In 1950, racial discrimination was based on the color of your skin. Toni Morrison's work, The Bluest Eye, thoroughly explains that there are different sorts of racism that goes both ways, in a result stereotypes are put together. Toni Morrison shines a specific light on racism of 1950 because she feels that discrimination was at its peak. She stated "It is the blackness that accounts for, that creates, the vacuum edged with distaste in white eye". (Morrison 49) In The Bluest Eye, Pecola, a young African American girl creates world to escape life critics. As it progressed she began to feed into the slanders of people around her saying she was unattractive. The Bluest Eye, a novel by Toni Morrison, was explained to have religious aspects in it that correspond with racism of 1950. "African American woman author and Nobel laureate Toni Morrison's novel 'The Bluest Eye' contains the most intriguing or perplexing religious references." (Alexander, 1998) Also, Toni Morrison, The Bluest Eye, is describing how society brain washes American's; specifically African Americans; "Critical interpretation of Morrison' novel, "The Bluest Eye", which asserts that "Morrison writes this novel to illustrate how the African American community has lost itself within popular culture's false ideals of beauty and success."(Lott, 1996). Lastly, Toni Morrison felt that she should explore the life of an African American in the 1950's so by writing The Bluest Eye she described self hatred that society of that time period had on them and explained the reasons of why those feelings occurred. "Nearly all of the main characters in "The Bluest Eye" by Toni Morrison who are African American are consumed with the constant culturally-imposed notions of white beauty, cleanliness, and sanitation to the point where they have disengaged with themselves and have disastrous tendency to subconsciously act out their feelings of self-loathing on other members of the of the black community." (Douglas)
Shortly after Toni Morrison wrote her novel, The Bluest Eye, about a self-hated 11 year -old African American girl named Pecola, she soon wrote a short story called "Recitatif" a story about two young girls who are roommates in an orphanage in 1950. This is an example of racial coding, "The prime point about the story is that Morrison never gives us characters race than by doing so she is intended to reveal the fact that human beings have tendency to categorize people immediately. By overlapping different characters versions of shared history, Morrison shows what can happen when two people's incompatible memories of the same event bump up against each other." By doing this, the two writings by Morrison came be connected her described child hood and witnessing the racism first hand in her community. In addition, the racial profiling shown in both her writings, On the other hand, this quality is understood to have been already lost by white people in a process that was either racial or cultural (perhaps this loss is what makes someone white)"

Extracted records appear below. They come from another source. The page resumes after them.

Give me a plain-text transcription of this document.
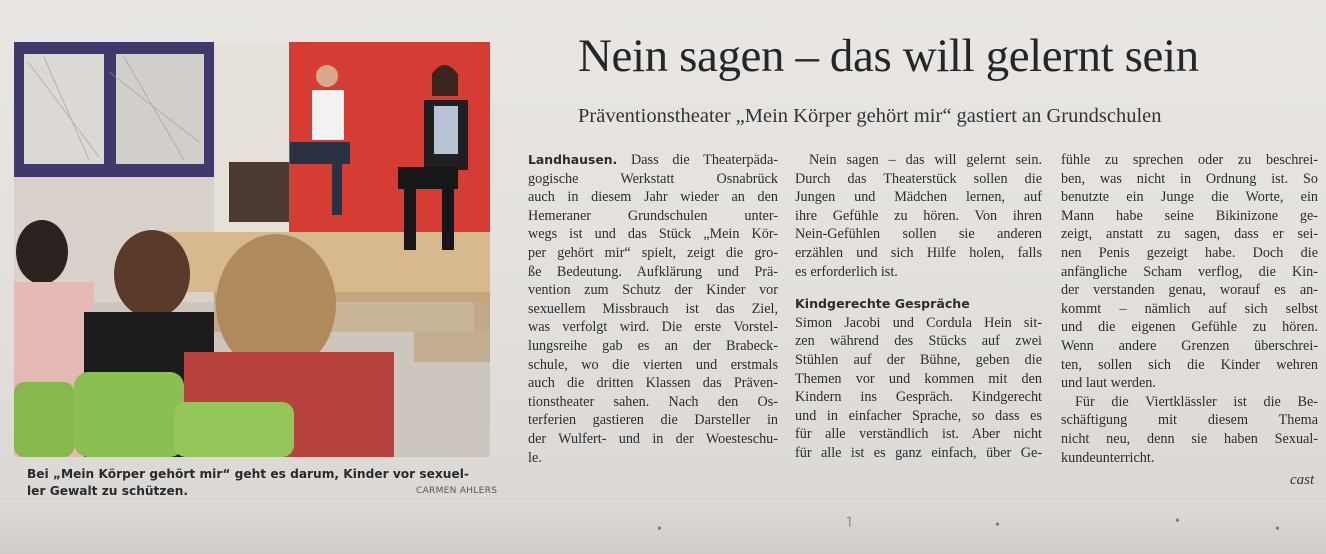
•	˥	•	•
•
Bei „Mein Körper gehört mir“ geht es darum, Kinder vor sexuel-
ler Gewalt zu schützen.	CARMEN AHLERS
Nein sagen – das will gelernt sein
Präventionstheater „Mein Körper gehört mir“ gastiert an Grundschulen
Landhausen. Dass die Theaterpäda-
gogische Werkstatt Osnabrück
auch in diesem Jahr wieder an den
Hemeraner Grundschulen unter-
wegs ist und das Stück „Mein Kör-
per gehört mir“ spielt, zeigt die gro-
ße Bedeutung. Aufklärung und Prä-
vention zum Schutz der Kinder vor
sexuellem Missbrauch ist das Ziel,
was verfolgt wird. Die erste Vorstel-
lungsreihe gab es an der Brabeck-
schule, wo die vierten und erstmals
auch die dritten Klassen das Präven-
tionstheater sahen. Nach den Os-
terferien gastieren die Darsteller in
der Wulfert- und in der Woesteschu-
le.
Nein sagen – das will gelernt sein.
Durch das Theaterstück sollen die
Jungen und Mädchen lernen, auf
ihre Gefühle zu hören. Von ihren
Nein-Gefühlen sollen sie anderen
erzählen und sich Hilfe holen, falls
es erforderlich ist.
Kindgerechte Gespräche
Simon Jacobi und Cordula Hein sit-
zen während des Stücks auf zwei
Stühlen auf der Bühne, geben die
Themen vor und kommen mit den
Kindern ins Gespräch. Kindgerecht
und in einfacher Sprache, so dass es
für alle verständlich ist. Aber nicht
für alle ist es ganz einfach, über Ge-
fühle zu sprechen oder zu beschrei-
ben, was nicht in Ordnung ist. So
benutzte ein Junge die Worte, ein
Mann habe seine Bikinizone ge-
zeigt, anstatt zu sagen, dass er sei-
nen Penis gezeigt habe. Doch die
anfängliche Scham verflog, die Kin-
der verstanden genau, worauf es an-
kommt – nämlich auf sich selbst
und die eigenen Gefühle zu hören.
Wenn andere Grenzen überschrei-
ten, sollen sich die Kinder wehren
und laut werden.
Für die Viertklässler ist die Be-
schäftigung mit diesem Thema
nicht neu, denn sie haben Sexual-
kundeunterricht.
cast
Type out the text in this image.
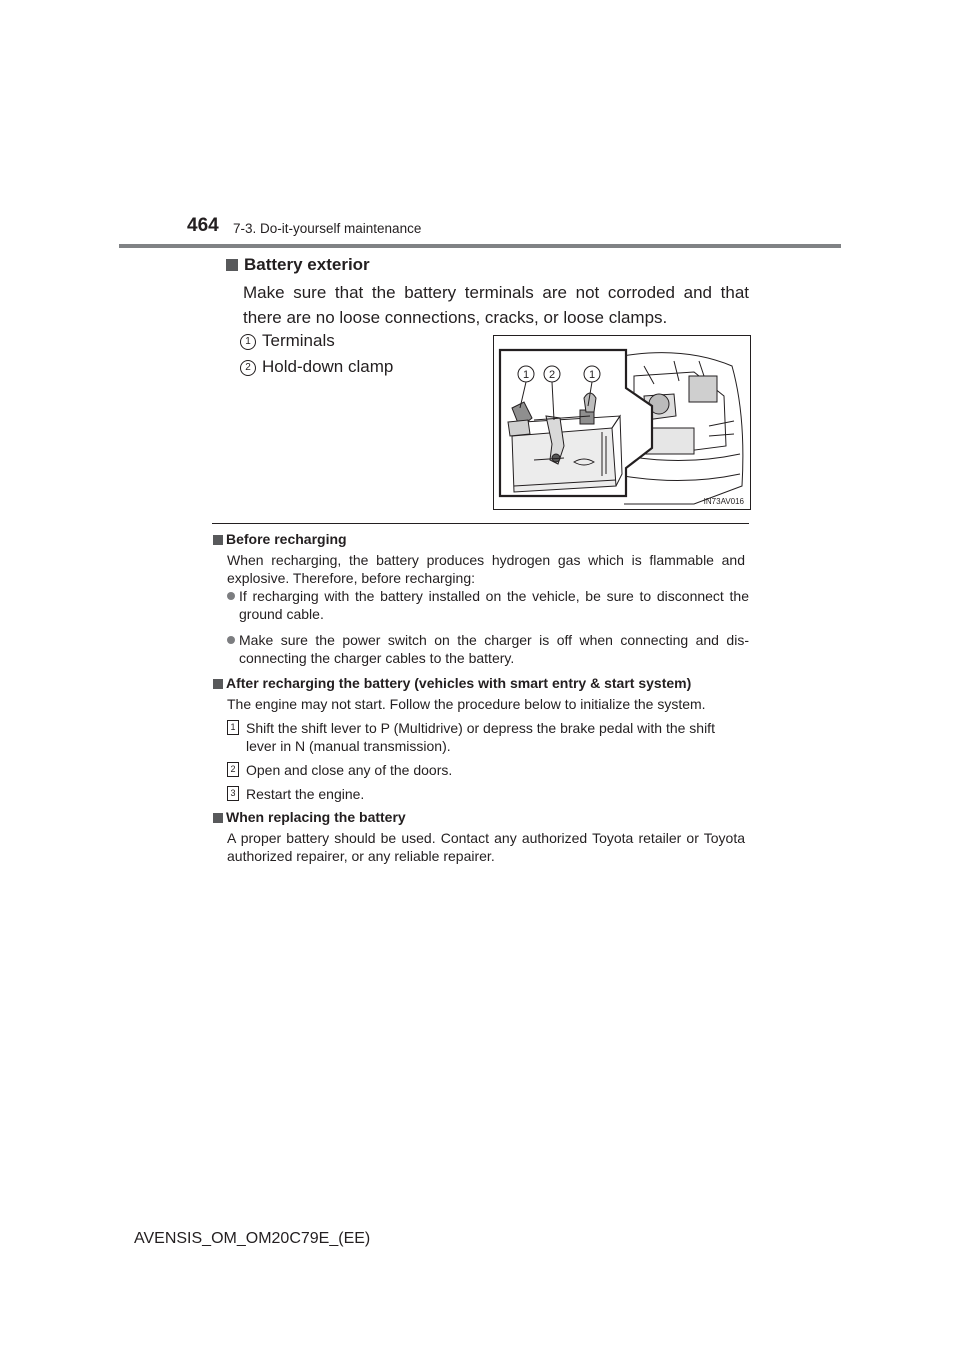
464 7-3. Do-it-yourself maintenance
Battery exterior
Make sure that the battery terminals are not corroded and that there are no loose connections, cracks, or loose clamps.
1 Terminals
2 Hold-down clamp	1 2	1
IN73AV016
Before recharging
When recharging, the battery produces hydrogen gas which is flammable and explosive. Therefore, before recharging:
If recharging with the battery installed on the vehicle, be sure to disconnect the ground cable.
Make sure the power switch on the charger is off when connecting and dis-connecting the charger cables to the battery.
After recharging the battery (vehicles with smart entry & start system)
The engine may not start. Follow the procedure below to initialize the system.
1 Shift the shift lever to P (Multidrive) or depress the brake pedal with the shift lever in N (manual transmission).
2 Open and close any of the doors.
3 Restart the engine.
When replacing the battery
A proper battery should be used. Contact any authorized Toyota retailer or Toyota authorized repairer, or any reliable repairer.
AVENSIS_OM_OM20C79E_(EE)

Toni Morrison's "The Bluest Eye" is an explanation on how beauty is taken to the extreme. The beauty described in the story is African American. The character Pecola believes that if she has blonde hair, fair pinkish skin and blue eyes than she will feel accepted in her society. In conclusion, Toni Morrison novel The Bluest Eye is a description of her life stories thru the eyes of a young eleven year old African American. This concludes that, Toni Morrison became a successful writer and took her life experience and created a coming-of-age novel that displayed the difficult life of a woman as well as an African-American in her time period.